Hay autopistas en el cielo

que no son para los aviones.

Hay nubes en las casas

que no son los cigarrillos.

Hay sal en las montañas

que no fue traída por las olas.

Hay tierra en el mar

que jamás hemos visto.

 

 

Vengo de una ciudad que se tarda mucho

en entender que a mi lo que me gusta

es dormir.

Por eso, cada vez que me despierto, cuento

emocionado sobre mis sueños,

para que entiendan lo que a mi me gusta

y me dejen en paz con mis cuadernos

en donde dibujo faltas ortográficas.

 

 

Ayer vi un dibujo que parecía una película.

Anteayer vi un animal que parecía un dibujo.

Trasanteayer vi un árbol que parecía un animal.

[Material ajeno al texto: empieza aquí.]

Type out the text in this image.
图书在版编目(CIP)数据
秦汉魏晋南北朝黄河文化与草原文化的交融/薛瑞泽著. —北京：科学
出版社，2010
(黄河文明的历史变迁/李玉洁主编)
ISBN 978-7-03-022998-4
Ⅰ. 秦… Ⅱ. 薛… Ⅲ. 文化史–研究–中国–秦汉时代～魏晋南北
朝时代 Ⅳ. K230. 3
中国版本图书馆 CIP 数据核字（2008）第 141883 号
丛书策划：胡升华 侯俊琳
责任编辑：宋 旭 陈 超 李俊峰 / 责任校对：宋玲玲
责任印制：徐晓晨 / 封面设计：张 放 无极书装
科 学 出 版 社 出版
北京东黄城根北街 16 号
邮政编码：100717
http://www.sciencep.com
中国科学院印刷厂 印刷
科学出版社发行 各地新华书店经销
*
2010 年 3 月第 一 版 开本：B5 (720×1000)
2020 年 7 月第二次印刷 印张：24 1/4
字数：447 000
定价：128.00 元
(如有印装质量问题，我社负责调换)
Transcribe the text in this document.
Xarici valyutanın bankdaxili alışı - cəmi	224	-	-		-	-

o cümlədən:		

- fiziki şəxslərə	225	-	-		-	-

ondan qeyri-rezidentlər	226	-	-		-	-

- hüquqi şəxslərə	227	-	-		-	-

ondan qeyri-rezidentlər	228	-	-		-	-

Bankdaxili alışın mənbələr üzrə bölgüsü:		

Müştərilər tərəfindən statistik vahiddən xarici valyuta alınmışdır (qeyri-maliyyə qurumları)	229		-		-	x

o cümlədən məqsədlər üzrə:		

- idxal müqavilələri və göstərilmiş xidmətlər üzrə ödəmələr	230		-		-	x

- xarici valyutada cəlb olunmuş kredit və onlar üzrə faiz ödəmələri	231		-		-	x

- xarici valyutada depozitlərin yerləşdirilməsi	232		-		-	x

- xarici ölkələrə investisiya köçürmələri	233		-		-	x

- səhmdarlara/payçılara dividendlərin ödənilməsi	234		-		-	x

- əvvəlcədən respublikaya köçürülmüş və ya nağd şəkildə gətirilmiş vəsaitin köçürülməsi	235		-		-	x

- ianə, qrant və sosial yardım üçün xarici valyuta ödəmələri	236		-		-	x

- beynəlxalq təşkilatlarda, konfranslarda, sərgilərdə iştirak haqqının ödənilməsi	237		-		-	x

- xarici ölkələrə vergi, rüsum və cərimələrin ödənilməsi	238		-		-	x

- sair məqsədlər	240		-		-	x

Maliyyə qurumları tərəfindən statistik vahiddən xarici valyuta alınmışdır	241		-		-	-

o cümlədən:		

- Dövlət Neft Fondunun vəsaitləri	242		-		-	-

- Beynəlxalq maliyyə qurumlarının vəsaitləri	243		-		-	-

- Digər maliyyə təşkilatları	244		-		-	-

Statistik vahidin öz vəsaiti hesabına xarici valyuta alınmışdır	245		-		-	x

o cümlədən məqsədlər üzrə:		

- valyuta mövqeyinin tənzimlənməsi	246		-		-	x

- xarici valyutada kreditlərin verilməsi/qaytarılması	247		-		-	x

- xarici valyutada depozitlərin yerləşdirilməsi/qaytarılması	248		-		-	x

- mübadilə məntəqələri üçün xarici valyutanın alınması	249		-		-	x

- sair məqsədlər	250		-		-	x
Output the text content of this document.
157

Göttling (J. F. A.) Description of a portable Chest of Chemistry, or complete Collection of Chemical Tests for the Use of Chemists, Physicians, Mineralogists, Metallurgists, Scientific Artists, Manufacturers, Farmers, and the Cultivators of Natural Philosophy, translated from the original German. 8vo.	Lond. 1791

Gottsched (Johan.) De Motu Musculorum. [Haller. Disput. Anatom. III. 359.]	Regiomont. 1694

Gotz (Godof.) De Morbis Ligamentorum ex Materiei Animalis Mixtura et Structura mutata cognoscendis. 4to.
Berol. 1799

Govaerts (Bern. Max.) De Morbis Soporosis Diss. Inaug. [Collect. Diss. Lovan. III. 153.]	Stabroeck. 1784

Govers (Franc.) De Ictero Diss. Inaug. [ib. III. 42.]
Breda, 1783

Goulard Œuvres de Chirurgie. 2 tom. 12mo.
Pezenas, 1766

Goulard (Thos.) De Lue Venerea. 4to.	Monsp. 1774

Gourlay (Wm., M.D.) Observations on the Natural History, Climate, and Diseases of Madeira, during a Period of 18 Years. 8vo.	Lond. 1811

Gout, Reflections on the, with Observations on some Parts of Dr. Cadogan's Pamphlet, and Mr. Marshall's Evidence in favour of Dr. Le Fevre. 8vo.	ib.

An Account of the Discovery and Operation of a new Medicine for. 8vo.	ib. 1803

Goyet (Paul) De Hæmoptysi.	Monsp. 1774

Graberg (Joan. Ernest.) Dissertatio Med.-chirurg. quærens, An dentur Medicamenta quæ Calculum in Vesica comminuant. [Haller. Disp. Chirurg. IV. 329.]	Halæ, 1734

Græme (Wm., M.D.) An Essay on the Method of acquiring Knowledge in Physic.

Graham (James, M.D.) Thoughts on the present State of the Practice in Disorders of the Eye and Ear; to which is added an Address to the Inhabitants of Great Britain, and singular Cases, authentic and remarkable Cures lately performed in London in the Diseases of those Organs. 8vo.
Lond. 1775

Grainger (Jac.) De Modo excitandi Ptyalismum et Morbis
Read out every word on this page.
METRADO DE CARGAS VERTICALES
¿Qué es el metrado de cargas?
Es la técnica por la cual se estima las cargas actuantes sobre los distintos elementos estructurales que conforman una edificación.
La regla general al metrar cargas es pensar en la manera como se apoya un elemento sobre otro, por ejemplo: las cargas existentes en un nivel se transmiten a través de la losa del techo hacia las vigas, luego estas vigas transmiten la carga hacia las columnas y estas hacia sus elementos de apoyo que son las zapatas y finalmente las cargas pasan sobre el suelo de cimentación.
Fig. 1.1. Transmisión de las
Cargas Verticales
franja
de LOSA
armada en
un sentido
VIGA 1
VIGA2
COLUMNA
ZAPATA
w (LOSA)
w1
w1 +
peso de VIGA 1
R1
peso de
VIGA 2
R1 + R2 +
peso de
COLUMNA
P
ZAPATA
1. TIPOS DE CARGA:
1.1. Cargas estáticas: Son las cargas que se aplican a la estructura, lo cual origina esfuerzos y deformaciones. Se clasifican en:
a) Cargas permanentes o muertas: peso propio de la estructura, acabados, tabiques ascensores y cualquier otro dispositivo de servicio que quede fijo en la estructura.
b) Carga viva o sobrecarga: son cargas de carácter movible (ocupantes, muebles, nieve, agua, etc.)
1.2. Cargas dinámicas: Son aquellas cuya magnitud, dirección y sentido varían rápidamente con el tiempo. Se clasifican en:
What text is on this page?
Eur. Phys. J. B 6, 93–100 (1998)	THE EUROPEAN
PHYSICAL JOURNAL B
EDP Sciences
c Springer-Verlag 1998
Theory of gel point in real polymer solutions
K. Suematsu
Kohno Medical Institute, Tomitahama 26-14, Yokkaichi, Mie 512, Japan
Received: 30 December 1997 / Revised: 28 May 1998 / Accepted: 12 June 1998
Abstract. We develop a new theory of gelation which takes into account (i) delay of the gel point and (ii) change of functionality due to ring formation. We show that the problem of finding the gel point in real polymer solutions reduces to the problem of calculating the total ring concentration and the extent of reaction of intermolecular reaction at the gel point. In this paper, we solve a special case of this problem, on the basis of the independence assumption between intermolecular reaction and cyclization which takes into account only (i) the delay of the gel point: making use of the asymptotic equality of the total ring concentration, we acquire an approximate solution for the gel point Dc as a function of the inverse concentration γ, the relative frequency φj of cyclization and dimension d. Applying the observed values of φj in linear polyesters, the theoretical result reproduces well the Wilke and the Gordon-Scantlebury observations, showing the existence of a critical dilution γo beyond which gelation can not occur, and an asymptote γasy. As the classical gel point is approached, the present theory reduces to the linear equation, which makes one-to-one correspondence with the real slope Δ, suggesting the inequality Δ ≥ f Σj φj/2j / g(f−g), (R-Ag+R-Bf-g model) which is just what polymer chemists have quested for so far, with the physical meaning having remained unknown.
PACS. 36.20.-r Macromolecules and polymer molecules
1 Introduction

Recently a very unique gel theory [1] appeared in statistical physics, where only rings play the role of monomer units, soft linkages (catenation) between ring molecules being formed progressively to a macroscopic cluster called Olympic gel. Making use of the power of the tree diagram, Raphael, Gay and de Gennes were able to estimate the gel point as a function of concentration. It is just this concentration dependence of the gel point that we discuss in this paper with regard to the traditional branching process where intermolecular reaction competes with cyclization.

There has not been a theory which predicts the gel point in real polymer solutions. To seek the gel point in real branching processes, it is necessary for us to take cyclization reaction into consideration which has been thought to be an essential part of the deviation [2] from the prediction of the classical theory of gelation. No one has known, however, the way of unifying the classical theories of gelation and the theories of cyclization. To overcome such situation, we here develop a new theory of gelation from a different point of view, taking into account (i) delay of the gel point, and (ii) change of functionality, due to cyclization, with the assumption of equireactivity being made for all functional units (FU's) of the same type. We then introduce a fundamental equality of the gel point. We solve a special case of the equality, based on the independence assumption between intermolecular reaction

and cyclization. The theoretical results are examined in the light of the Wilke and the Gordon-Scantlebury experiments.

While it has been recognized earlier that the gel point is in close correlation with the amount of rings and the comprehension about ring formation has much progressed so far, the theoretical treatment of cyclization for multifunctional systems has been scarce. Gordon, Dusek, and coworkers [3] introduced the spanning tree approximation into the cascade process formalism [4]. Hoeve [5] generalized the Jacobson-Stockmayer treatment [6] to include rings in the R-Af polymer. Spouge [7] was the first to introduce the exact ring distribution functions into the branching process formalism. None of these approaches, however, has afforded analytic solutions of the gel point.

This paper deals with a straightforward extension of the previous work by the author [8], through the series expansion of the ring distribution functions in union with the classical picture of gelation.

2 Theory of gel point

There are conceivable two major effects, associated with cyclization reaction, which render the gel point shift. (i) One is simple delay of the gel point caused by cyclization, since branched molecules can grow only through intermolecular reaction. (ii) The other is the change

Y antes de todo eso nunca supe

si la piedra que vi era una semilla.

Ahora la película se mueve dentro de mí

como semilla inquieta que brota.

 

 

Cerca de las paredes blancas

vi un ciego que sonreía y tocaba

el acordeón. No sonreía por la gente

que pasaba gustosa de escuchar,

sino por los olores que un kiosco de maní

emitía. Se acercaba la hora de almuerzo

y cuando lo vi acercarse al kiosco, yo supe

que el ciego era mi amigo

porque no dejaba de escuchar su música

ni siquiera cuando tragaba.

 

 

Los camiones hacen mucho ruido,

tanto que sólo espero el día

que todos se choquen y su sonido

deje de repetirse.

Lo mismo pensé cuando escuché de cerca

el primer avión. Sus estruendos

eran chillones, como el de las personas

heridas en el primer choque de camiones

que pude ver y fue muy fácil saber

que no quería volver a escuchar

a esas personas y las que lloraban

sin estar ellas heridas. Desde entonces

soporto el ruido de los camiones

que a veces pasan como elefantes.

 

 

En la esquina hay un tambor que está solo

y todos lo odian porque repite lo mismo.

Pero una vez dejé de escuchar sus golpes

y escuché el silencio que había entre uno y otro.

Sonaba seco y la esquina se volvía una concha

y el tambor se volvía una perla.

Con el tambor yo me siento en el agua silenciosa.

No entiendo por qué la gente odia los tambores

si se pone collares de perlas.

 

 

¿Te acuerdas cuando subimos al techo de la casa?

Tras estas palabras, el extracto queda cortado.